Autopilot is a Python framework to perform behavioral experiments with one or many Raspberry Pis.

Its distributed structure allows arbitrary numbers and combinations of hardware components to be used in an experiment, allowing users to perform complex, hardware-intensive experiments at scale.

Autopilot integrates every part of your experiment, including hardware operation, task logic, stimulus delivery, data management, and visualization of task progress – making experiments in behavioral neuroscience replicable from a single file.

For a detailed overview of Autopilot’s motivation, design, and structure, see our whitepaper.

What’s New (v0.3.0)

  • Autopilot has moved to Python 3!! (Tested on 3.6-3.8, but 3.7 is currently required because the Spinnaker SDK currently only has armhf binaries released for 3.7)

  • Capturing video with OpenCV and the Spinnaker SDK is now supported (See autopilot.hardware.cameras)

  • An I2C_9DOF motion sensor and the MLX90640 temperature sensor are now supported.

  • Timestamps from GPIO events are now microsecond-precise thanks to some modifications to the pigpio library

  • GPIO output timing is also microsecond-precise thanks to the use of pigpio scripts, so you can deliver exactly the reward volumes you intend <3

  • Hardware modules have been refactored into their own module, and have been almost wholly rebuilt to have sensible inheritance structure.

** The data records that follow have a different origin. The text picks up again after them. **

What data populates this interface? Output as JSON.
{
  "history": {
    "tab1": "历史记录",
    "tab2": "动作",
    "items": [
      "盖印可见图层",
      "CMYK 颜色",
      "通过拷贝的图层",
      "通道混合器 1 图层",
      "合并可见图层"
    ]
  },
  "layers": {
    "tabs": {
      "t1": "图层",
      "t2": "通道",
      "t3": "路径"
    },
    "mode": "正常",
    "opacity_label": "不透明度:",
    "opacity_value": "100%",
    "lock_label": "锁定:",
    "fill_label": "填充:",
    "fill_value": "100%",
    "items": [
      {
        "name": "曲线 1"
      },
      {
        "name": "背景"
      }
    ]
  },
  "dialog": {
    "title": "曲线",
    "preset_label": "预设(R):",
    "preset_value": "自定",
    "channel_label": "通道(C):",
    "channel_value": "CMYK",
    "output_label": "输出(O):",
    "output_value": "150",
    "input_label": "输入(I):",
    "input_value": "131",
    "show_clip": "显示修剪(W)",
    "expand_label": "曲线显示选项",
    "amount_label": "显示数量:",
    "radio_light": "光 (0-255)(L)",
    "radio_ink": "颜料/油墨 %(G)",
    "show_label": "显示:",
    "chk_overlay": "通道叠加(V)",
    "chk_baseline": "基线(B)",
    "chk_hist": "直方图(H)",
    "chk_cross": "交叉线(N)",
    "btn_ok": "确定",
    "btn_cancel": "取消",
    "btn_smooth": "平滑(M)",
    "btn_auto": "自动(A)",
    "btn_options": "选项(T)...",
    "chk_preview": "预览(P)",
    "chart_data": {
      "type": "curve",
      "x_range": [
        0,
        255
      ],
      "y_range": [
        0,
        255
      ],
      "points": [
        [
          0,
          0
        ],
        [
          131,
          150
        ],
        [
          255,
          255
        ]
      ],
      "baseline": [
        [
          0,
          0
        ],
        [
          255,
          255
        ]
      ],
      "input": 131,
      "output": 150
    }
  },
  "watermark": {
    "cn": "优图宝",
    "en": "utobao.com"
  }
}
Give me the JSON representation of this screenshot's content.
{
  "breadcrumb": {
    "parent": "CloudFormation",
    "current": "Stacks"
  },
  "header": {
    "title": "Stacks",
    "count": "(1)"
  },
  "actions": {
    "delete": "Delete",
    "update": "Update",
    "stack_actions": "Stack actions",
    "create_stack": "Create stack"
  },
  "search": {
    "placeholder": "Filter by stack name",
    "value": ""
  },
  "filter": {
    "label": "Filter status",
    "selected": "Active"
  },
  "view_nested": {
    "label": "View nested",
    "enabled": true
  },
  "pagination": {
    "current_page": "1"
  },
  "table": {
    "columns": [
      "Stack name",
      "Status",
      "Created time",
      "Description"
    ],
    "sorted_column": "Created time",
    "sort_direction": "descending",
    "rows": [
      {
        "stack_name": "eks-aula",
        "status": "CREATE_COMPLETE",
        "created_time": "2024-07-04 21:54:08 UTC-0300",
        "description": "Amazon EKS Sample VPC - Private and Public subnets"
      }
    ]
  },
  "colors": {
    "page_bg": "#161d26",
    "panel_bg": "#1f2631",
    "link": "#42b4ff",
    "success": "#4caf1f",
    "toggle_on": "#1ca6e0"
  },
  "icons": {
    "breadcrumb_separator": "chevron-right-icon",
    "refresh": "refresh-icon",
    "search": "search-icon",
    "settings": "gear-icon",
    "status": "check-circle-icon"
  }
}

  • Networking modules are more efficient and automatically compress arrays (like video frames!) on transmission. Streaming is also easier now, check out Net_Node.get_stream() !

  • We now have a detailed development roadmap , so you can see the magnificent future we have planned.

  • We have created the autopilot-users discussion board for troubleshooting & coordinating community development :)

This documentation is very young and is very much a work in progress! Please submit an issue with any incompletenesses, confusion, or errors!